В Петербурге ранняя весна. Ночь светлая, томная. На бульваре пахнет клейкими почками начинающих распускаться тополей. Небо белесое, уже загорающееся на востоке за городом бледной зарей, улицы пустынные и тихие, от Невы пахнет водою, каменным углем, и изредка доносятся гудки пароходов. У подъезда офицерского флигеля стоит наемная хорошая карета — это для Китти и Влади, да на огни в квартире съехалось несколько ночных извозчиков.
В комнатах Гриценки сильно накурено и душно. Хозяин настежь раскрыл окна, и оттуда доносится говор людей, женский смех, обрывки пения и игры на пианино. Ранний ужин уже окончен. На большом богато сервированном дорогим фамильным серебром столе в безпорядке стоят тарелки, блюдо с ободранным копченым сигом, большой окорок ветчины, холодная телятина, лососина под провансалем, тут же сладкие пироги, конфеты, фрукты, земляника и масса бутылок из-под шампанского и с шампанским, коньяк и ликеры. Стол залит вином. Денщик Гриценки и два солдата из собрания не успевают прибирать за гостями. Кто сидит за столом, кто бродит по комнате, кто устроился у окна.
Гриценко, молодой ротмистр, с черными как смоль чуть вьющимися волосами, большими цыганскими навыкате глазами, смуглым лицом сдлинными вьющимися кольцом усами, в красной шелковой рубахе под расстегнутым вицмундиром, в длинных рейтузах и в маленьких лакированных сапогах, забрался с ногами на ковровую софу и, небрежно развалясь, бренчит на гитаре. Китти в бальном голубом шелковом платье с большими буфами у плеча и Владя в таком же розовом платье полулежат рядом. Владя сильно пьяна и чувствует себя нехорошо, Китти только разошлась, мурлычет вполголоса песенки и большими голубыми глазами весело осматривает собравшихся гостей.
Все офицеры. Всех она более или менее знает. Пожилой маленький полковник, Степан Алексеевич Воробьев, постоянный посетитель всех холостых пирушек, страстный картежник, с коричневым нездоровым прокуренным лицом, с густыми русыми волосами и длинными усами, ходит взад и вперед по комнате в стоптанных мягких сапогах, на которые буфами упадают широкие серо-синие рейтузы, и в длинном наглухо застегнутом сюртуке. Он мечтает о картах и все поглядывает на растворенные двери в кабинете хозяина, где уже расставлены карточные столы и лежат нераспечатанные колоды.

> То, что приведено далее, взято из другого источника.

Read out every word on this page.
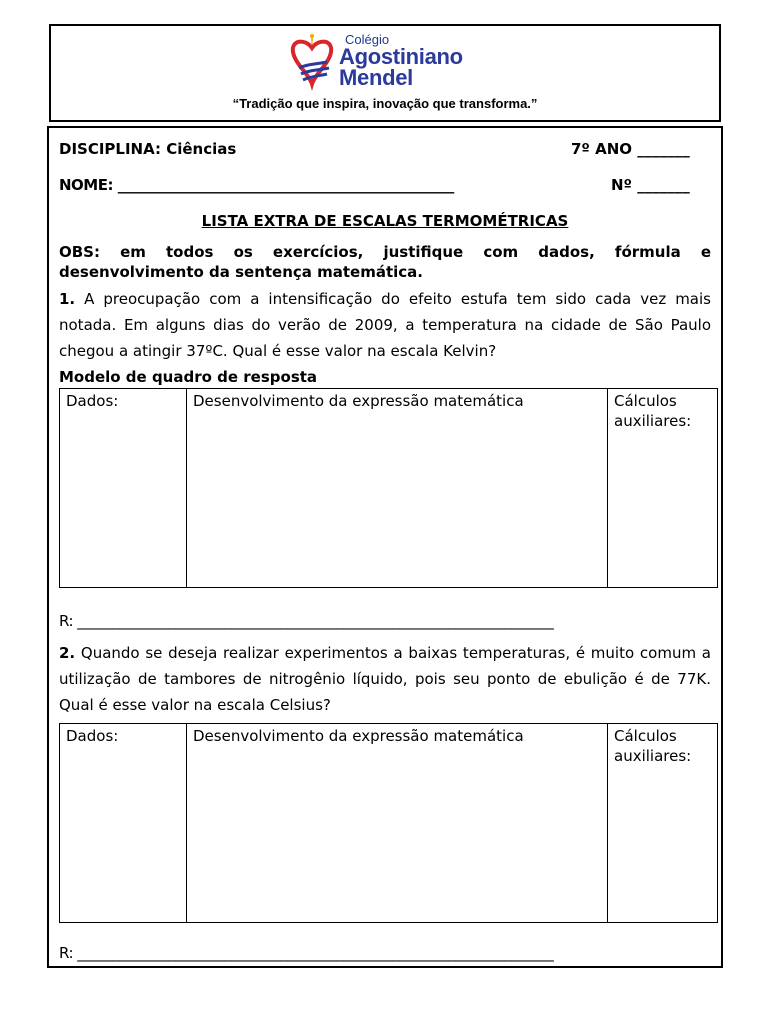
Colégio
Agostiniano
Mendel
“Tradição que inspira, inovação que transforma.”
DISCIPLINA: Ciências	7º ANO _______
NOME: ________________________________________________	Nº _______
LISTA EXTRA DE ESCALAS TERMOMÉTRICAS
OBS: em todos os exercícios, justifique com dados, fórmula e desenvolvimento da sentença matemática.
1. A preocupação com a intensificação do efeito estufa tem sido cada vez mais notada. Em alguns dias do verão de 2009, a temperatura na cidade de São Paulo chegou a atingir 37ºC. Qual é esse valor na escala Kelvin?
Modelo de quadro de resposta
Dados:	Desenvolvimento da expressão matemática	Cálculos
auxiliares:
R: ____________________________________________________________________
2. Quando se deseja realizar experimentos a baixas temperaturas, é muito comum a utilização de tambores de nitrogênio líquido, pois seu ponto de ebulição é de 77K. Qual é esse valor na escala Celsius?
Dados:	Desenvolvimento da expressão matemática	Cálculos
auxiliares:
R: ____________________________________________________________________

Штабс-ротмистр, Иван Сергеевич Мацнев, мужчина лет тридцати, некрасивый, лысый, без усов и бороды, слывущий циником и философом, любитель юношей, с лицейским значком на вицмундире, откинул портьеру и мечтательно глядит вдаль на пустынный бульвар и бледное предрассветное небо.
Сотник Маноцков, гвардейского казачьего полка, ввязался в спор о качествах своей лошади и, куря папиросу за папиросой, сидит в углу стола за большим бокалом шампанского, окруженный молодежью полка.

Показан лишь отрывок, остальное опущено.